No obstante, en lugar de aplicarse el baremo de 2001 actualizado con intereses -como se pide en conclusiones, puede acudirse -por ser el mismo resultado- al baremo para 2006 fijado por Resolución de la Dirección General de Seguros, de fecha 7 de enero de 2007 (BOE de 13.02.2007), de lo cual resultan las siguientes cantidades actualizadas:

-Días de baja impeditiva (Tabla V): 110 x 50'35= 5.538'50 euros.

-Días de baja no impeditiva (Tabla V): 79 x 27'12 =2.142'48 euros.

-Secuelas, 12 puntos x 681'30 (Tabla III) = 8.175'60 euros.

-Factores de Corrección por secuelas (Tabla IV):

a)Perjuicio económico, por estar la actora en edad laboral (60 años), 10%, con total de 817'56 euros.

b)Incapacidad permanente parcial: 4.134'25 euros, ponderando la edad de la misma, próxima a la jubilación.

Así pues, en consonancia con lo anterior, la cuantía resultante de las anteriores premisas, en un cuarenta por ciento, es de 8.323'356 euros en concepto de daños y perjuicios personales, una vez rebajada la mitad de su importe ante la concurrencia de la conducta culpable de la actora, como se ha razonado en el fundamento anterior.

Por ello, el recurso contencioso-administrativo debe ser estimado, anulando el acto presunto impugnado y reconociendo como indemnización a abonar por la Administración demandada a favor la actora las cantidades arriba señaladas, conjunta y solidariamente con la entidad aseguradora "Winterthur".

SEXTO.- No es de apreciar especial temeridad ni mala fe a los efectos de imposición de costas, conforme a lo prevenido en el artículo 139.1 de la Ley Jurisdiccional .

VISTOS los preceptos legales citados y demás de general y pertinente aplicación.

Fallo

PRIMERO.- Estimar el presente recurso y, en consecuencia, anular la resolución administrativa impugnada, por no ser conforme a derecho.

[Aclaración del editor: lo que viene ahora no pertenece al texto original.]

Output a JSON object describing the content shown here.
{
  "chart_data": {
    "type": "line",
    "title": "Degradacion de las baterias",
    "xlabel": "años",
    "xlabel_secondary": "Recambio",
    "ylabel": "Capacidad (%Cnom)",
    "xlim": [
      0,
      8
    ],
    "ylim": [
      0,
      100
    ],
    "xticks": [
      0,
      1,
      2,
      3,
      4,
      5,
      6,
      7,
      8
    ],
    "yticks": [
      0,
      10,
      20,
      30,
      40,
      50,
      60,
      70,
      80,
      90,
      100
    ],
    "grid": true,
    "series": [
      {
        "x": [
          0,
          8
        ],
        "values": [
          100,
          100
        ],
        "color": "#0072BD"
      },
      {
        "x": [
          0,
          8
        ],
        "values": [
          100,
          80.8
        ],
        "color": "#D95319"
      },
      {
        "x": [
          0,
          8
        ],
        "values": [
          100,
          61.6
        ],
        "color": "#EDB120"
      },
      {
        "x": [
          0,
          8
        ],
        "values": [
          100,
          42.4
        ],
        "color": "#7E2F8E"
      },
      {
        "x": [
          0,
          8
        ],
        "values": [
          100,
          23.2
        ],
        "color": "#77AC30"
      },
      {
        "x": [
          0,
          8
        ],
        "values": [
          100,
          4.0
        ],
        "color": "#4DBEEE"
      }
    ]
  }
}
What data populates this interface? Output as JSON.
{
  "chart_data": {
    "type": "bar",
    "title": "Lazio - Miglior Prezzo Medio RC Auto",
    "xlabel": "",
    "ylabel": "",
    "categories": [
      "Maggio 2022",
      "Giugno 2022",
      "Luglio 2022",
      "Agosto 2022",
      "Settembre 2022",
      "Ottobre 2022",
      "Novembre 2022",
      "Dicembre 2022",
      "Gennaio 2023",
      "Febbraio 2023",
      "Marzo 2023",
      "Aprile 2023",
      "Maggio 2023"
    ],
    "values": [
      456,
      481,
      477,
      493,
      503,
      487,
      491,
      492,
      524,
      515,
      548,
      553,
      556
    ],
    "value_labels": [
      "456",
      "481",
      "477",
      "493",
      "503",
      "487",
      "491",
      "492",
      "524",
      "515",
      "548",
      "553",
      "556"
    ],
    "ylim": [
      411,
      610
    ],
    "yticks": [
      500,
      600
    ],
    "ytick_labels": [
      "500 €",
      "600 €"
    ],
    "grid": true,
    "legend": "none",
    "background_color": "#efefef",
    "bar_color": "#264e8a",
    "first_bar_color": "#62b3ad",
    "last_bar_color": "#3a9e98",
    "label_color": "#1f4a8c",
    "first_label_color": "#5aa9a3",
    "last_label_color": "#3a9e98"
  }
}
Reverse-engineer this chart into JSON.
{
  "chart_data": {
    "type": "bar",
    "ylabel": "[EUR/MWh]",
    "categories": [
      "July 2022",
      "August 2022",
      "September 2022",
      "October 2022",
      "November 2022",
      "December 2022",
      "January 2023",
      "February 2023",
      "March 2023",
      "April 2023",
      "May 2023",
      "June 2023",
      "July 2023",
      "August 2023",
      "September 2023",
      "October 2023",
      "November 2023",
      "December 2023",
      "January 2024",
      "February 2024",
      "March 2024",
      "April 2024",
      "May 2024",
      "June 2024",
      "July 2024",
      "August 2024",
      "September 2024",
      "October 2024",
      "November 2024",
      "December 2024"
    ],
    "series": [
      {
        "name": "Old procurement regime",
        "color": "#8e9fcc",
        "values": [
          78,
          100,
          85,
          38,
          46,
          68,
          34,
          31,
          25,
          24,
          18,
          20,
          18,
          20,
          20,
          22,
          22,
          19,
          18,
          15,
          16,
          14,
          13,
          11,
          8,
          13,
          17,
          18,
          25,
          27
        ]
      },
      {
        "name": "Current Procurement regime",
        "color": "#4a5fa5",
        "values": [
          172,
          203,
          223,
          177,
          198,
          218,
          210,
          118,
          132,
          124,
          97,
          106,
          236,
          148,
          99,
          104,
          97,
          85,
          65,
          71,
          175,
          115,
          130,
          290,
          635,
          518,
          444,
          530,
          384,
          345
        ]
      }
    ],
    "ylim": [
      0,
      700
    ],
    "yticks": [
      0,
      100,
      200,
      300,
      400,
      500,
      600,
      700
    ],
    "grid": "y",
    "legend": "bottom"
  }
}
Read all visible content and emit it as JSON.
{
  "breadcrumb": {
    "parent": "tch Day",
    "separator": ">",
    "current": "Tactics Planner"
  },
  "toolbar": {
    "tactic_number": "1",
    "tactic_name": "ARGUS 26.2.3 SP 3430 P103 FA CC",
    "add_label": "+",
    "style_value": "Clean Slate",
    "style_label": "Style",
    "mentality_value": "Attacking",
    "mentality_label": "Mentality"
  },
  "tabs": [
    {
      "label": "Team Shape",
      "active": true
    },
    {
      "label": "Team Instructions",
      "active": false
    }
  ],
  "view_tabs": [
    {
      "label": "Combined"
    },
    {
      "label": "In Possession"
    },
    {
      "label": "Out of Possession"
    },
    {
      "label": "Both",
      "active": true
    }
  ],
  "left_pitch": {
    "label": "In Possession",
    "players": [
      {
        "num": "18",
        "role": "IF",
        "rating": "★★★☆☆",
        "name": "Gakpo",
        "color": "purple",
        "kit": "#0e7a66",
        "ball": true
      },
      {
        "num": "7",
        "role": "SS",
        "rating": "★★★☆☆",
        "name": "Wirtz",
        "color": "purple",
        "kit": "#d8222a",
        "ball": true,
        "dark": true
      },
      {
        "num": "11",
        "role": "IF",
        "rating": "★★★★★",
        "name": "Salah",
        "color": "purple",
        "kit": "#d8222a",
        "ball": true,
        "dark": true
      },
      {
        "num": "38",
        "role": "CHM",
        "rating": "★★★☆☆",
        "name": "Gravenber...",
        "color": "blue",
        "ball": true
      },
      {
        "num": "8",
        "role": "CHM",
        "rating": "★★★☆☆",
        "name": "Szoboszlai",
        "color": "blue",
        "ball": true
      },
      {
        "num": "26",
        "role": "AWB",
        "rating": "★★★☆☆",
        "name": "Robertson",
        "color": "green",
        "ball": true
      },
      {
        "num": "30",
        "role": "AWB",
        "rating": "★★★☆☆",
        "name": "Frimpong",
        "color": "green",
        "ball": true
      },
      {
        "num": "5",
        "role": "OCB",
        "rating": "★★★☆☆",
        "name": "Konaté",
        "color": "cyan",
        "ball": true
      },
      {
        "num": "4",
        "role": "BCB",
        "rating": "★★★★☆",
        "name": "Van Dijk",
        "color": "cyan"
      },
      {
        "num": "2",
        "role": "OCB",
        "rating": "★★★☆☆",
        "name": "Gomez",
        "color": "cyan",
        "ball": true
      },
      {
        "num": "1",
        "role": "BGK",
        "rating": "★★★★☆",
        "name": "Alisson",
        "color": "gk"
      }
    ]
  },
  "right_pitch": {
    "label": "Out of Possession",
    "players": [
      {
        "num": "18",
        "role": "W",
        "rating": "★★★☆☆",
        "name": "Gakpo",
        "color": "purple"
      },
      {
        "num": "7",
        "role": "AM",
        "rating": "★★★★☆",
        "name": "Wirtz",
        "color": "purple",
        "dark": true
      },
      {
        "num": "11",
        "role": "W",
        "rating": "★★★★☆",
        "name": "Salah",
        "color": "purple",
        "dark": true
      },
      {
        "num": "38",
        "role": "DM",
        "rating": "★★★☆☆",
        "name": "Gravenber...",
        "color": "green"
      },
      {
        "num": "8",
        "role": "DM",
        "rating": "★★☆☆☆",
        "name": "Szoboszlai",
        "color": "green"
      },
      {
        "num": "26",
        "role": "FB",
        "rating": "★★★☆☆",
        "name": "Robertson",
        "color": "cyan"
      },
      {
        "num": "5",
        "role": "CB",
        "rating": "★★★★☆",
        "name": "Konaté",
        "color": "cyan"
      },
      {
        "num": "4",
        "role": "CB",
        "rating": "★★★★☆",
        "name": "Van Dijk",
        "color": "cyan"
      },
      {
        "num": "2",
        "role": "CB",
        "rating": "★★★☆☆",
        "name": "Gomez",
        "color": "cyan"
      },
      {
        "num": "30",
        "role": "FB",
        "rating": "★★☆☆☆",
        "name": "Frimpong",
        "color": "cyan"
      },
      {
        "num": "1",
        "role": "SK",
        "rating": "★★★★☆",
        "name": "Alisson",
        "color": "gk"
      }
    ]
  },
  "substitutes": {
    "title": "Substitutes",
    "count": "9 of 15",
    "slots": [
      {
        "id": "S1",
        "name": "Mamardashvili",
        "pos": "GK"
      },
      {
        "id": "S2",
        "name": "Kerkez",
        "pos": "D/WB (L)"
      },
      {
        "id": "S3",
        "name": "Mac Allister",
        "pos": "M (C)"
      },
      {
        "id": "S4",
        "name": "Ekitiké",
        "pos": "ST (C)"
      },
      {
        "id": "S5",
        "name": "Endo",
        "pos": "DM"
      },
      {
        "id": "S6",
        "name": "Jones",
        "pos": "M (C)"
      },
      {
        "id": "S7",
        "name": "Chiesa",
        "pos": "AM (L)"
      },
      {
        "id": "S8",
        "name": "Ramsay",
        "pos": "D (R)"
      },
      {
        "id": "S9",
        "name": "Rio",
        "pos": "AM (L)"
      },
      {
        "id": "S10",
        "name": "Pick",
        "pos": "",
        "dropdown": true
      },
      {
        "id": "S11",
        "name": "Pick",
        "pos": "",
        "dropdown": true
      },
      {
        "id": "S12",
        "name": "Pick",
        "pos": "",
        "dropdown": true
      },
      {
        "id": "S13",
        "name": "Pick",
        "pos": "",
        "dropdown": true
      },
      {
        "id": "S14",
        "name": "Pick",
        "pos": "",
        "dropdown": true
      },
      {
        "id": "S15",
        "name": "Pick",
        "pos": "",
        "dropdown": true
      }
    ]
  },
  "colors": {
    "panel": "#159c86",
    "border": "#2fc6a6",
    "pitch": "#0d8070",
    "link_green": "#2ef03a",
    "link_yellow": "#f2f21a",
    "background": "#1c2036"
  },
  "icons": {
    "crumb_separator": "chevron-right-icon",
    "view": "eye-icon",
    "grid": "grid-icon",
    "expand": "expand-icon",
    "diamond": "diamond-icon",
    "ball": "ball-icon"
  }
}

SEGUNDO.- Declarar que la Administración demandada debe indemnizar, de forma solidaria con la entidad "Winterthur", a la actora por los daños y perjuicios ocasionados, por importe de 8.323'356 euros en concepto de daños y perjuicios personales.

TERCERO.- No efectuar atribución de costas.

Notifíquese la presente resolución en legal forma.

Así por esta nuestra sentencia, de la que se unirá certificación a los autos principales, lo pronunciamos, mandamos y firmamos.

PUBLICACIÓN.- Leída y publicada ha sido la anterior Sentencia por la Ilma. Sra. Magistrada Ponente, hallándose celebrando audiencia pública en el mismo día de su fecha. Doy fe.